Aynı anlayışın devamı olarak, temiz ve mubah olan şeyleri tamamen
terketmenin mekruh ve bazan haram, bunlardan kişinin mâkul ve meşrû ölçüler
içinde yararlanmasının genel hükmünün mendup, onlardan bazılarını
bazan yapıp bazan yapmamasının özel (cüz'î) hükmünün ise mubah olduğu
ifade edilmiştir. Oyun ve eğlence, gezip dolaşma ve dinlenme esasen ve tek
tek ele alındığında mubah davranışlar olduğu halde bunları devamlı bir âdet ve
alışkanlık haline getirip hayatın diğer ödevlerini aksatacak şekilde ölçüsüz ve
aşırı davranma mekruh veya haram görülmüştür. Aynı
şekilde karıkoca arası
cinsel ilişki kaideten mubah olduğu halde bunun devamlı ve kasten
terkedilmesi, taraflara veya taraflardan en az birine açık bir zarar vereceği ve
evliliğin önemli bir amacını yok edeceği için haram sayılmıştır.
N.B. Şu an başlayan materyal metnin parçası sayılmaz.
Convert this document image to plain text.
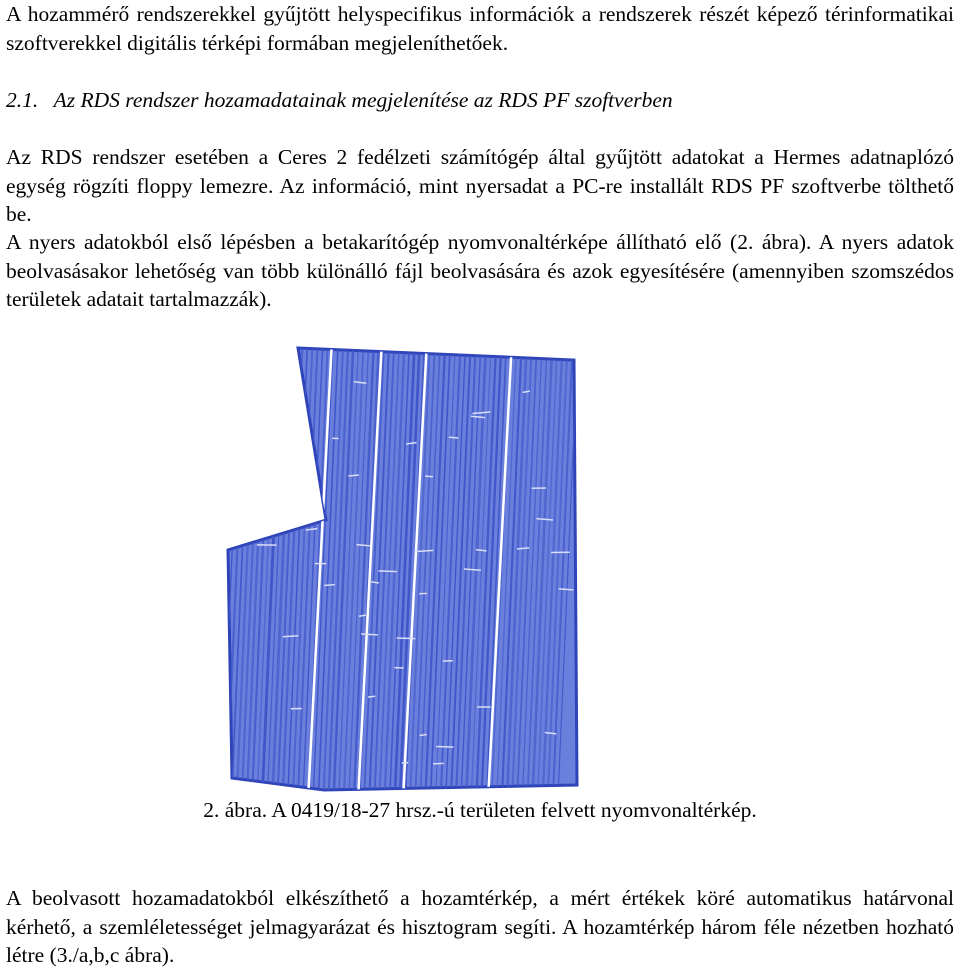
A hozammérő rendszerekkel gyűjtött helyspecifikus információk a rendszerek részét képező térinformatikai szoftverekkel digitális térképi formában megjeleníthetőek.

2.1. Az RDS rendszer hozamadatainak megjelenítése az RDS PF szoftverben

Az RDS rendszer esetében a Ceres 2 fedélzeti számítógép által gyűjtött adatokat a Hermes adatnaplózó egység rögzíti floppy lemezre. Az információ, mint nyersadat a PC-re installált RDS PF szoftverbe tölthető be.

A nyers adatokból első lépésben a betakarítógép nyomvonaltérképe állítható elő (2. ábra). A nyers adatok beolvasásakor lehetőség van több különálló fájl beolvasására és azok egyesítésére (amennyiben szomszédos területek adatait tartalmazzák).

2. ábra. A 0419/18-27 hrsz.-ú területen felvett nyomvonaltérkép.

A beolvasott hozamadatokból elkészíthető a hozamtérkép, a mért értékek köré automatikus határvonal kérhető, a szemléletességet jelmagyarázat és hisztogram segíti. A hozamtérkép három féle nézetben hozható létre (3./a,b,c ábra).
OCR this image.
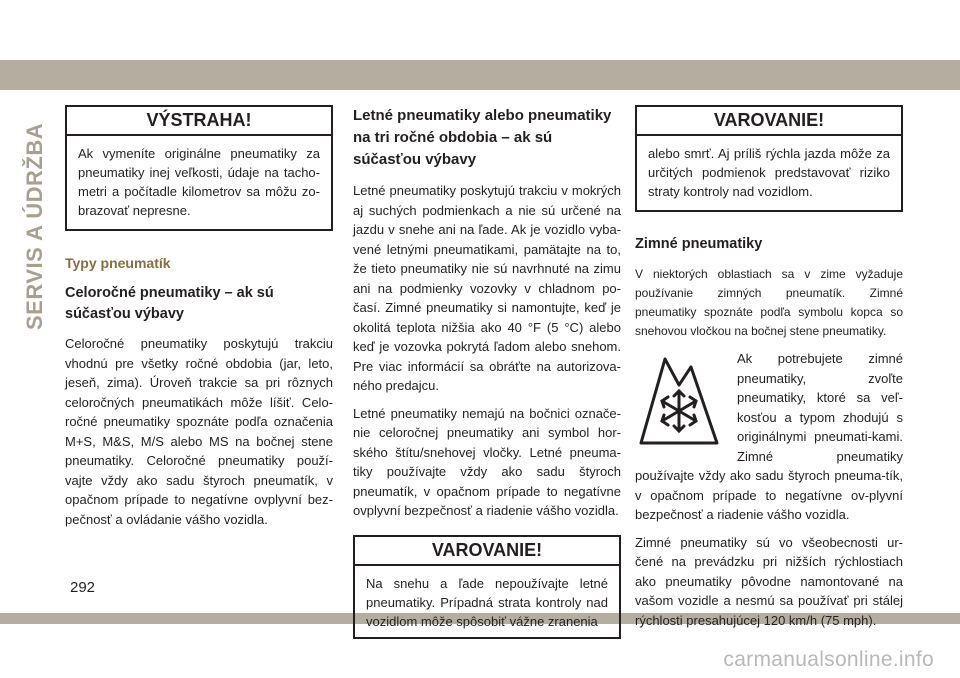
SERVIS A ÚDRŽBA
VÝSTRAHA!
Ak vymeníte originálne pneumatiky za pneumatiky inej veľkosti, údaje na tacho-metri a počítadle kilometrov sa môžu zo-brazovať nepresne.
Typy pneumatík
Celoročné pneumatiky – ak sú súčasťou výbavy
Celoročné pneumatiky poskytujú trakciu vhodnú pre všetky ročné obdobia (jar, leto, jeseň, zima). Úroveň trakcie sa pri rôznych celoročných pneumatikách môže líšiť. Celo-ročné pneumatiky spoznáte podľa označenia M+S, M&S, M/S alebo MS na bočnej stene pneumatiky. Celoročné pneumatiky použí-vajte vždy ako sadu štyroch pneumatík, v opačnom prípade to negatívne ovplyvní bez-pečnosť a ovládanie vášho vozidla.
Letné pneumatiky alebo pneumatiky na tri ročné obdobia – ak sú súčasťou výbavy
Letné pneumatiky poskytujú trakciu v mokrých aj suchých podmienkach a nie sú určené na jazdu v snehe ani na ľade. Ak je vozidlo vyba-vené letnými pneumatikami, pamätajte na to, že tieto pneumatiky nie sú navrhnuté na zimu ani na podmienky vozovky v chladnom po-časí. Zimné pneumatiky si namontujte, keď je okolitá teplota nižšia ako 40 °F (5 °C) alebo keď je vozovka pokrytá ľadom alebo snehom. Pre viac informácií sa obráťte na autorizova-ného predajcu.
Letné pneumatiky nemajú na bočnici označe-nie celoročnej pneumatiky ani symbol hor-ského štítu/snehovej vločky. Letné pneuma-tiky používajte vždy ako sadu štyroch pneumatík, v opačnom prípade to negatívne ovplyvní bezpečnosť a riadenie vášho vozidla.
VAROVANIE!
Na snehu a ľade nepoužívajte letné pneumatiky. Prípadná strata kontroly nad vozidlom môže spôsobiť vážne zranenia
VAROVANIE!
alebo smrť. Aj príliš rýchla jazda môže za určitých podmienok predstavovať riziko straty kontroly nad vozidlom.
Zimné pneumatiky
V niektorých oblastiach sa v zime vyžaduje používanie zimných pneumatík. Zimné pneumatiky spoznáte podľa symbolu kopca so snehovou vločkou na bočnej stene pneumatiky.
Ak potrebujete zimné pneumatiky, zvoľte pneumatiky, ktoré sa veľ-kosťou a typom zhodujú s originálnymi pneumati-kami. Zimné pneumatiky používajte vždy ako sadu štyroch pneuma-tík, v opačnom prípade to negatívne ov-plyvní bezpečnosť a riadenie vášho vozidla.
Zimné pneumatiky sú vo všeobecnosti ur-čené na prevádzku pri nižších rýchlostiach ako pneumatiky pôvodne namontované na vašom vozidle a nesmú sa používať pri stálej rýchlosti presahujúcej 120 km/h (75 mph).
292
carmanualsonline.info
Bu yaklaşım,
İslâm'ın ferdî ve sosyal hayatı bir düzen ve bütünlük içinde ele alıp kişinin
kendine, toplumuna ve Rabbine karşı ödevlerini birbiriyle irtibatlandırması ve
böylece hayatın bütün yön ve ayrıntılarına dinî, ahlâkî hatta estetik bir anlam
kazandırmasıyla açıklanabilir.

Burada ayrıca mubahla yakın anlam ilişkisi olan, yer yer eş anlamlı
olarak kullanılan câiz ve helâl kavramlarına da temas etmekte yarar vardır.

a) Câiz

Câiz sözlükte "geçip gitmek, mümkün, serbest ve geçerli olmak" anlamlarına
gelen "cevâz" kökünden türetilmiş bir isim olup fıkıh terimi olarak,
dinen veya hukuken yapılmasına müsaade edilen fiilleri ifade eder. Bu anlamdaki
müsaadeyi belirtmek üzere de "cevâz" kavramı kullanılır.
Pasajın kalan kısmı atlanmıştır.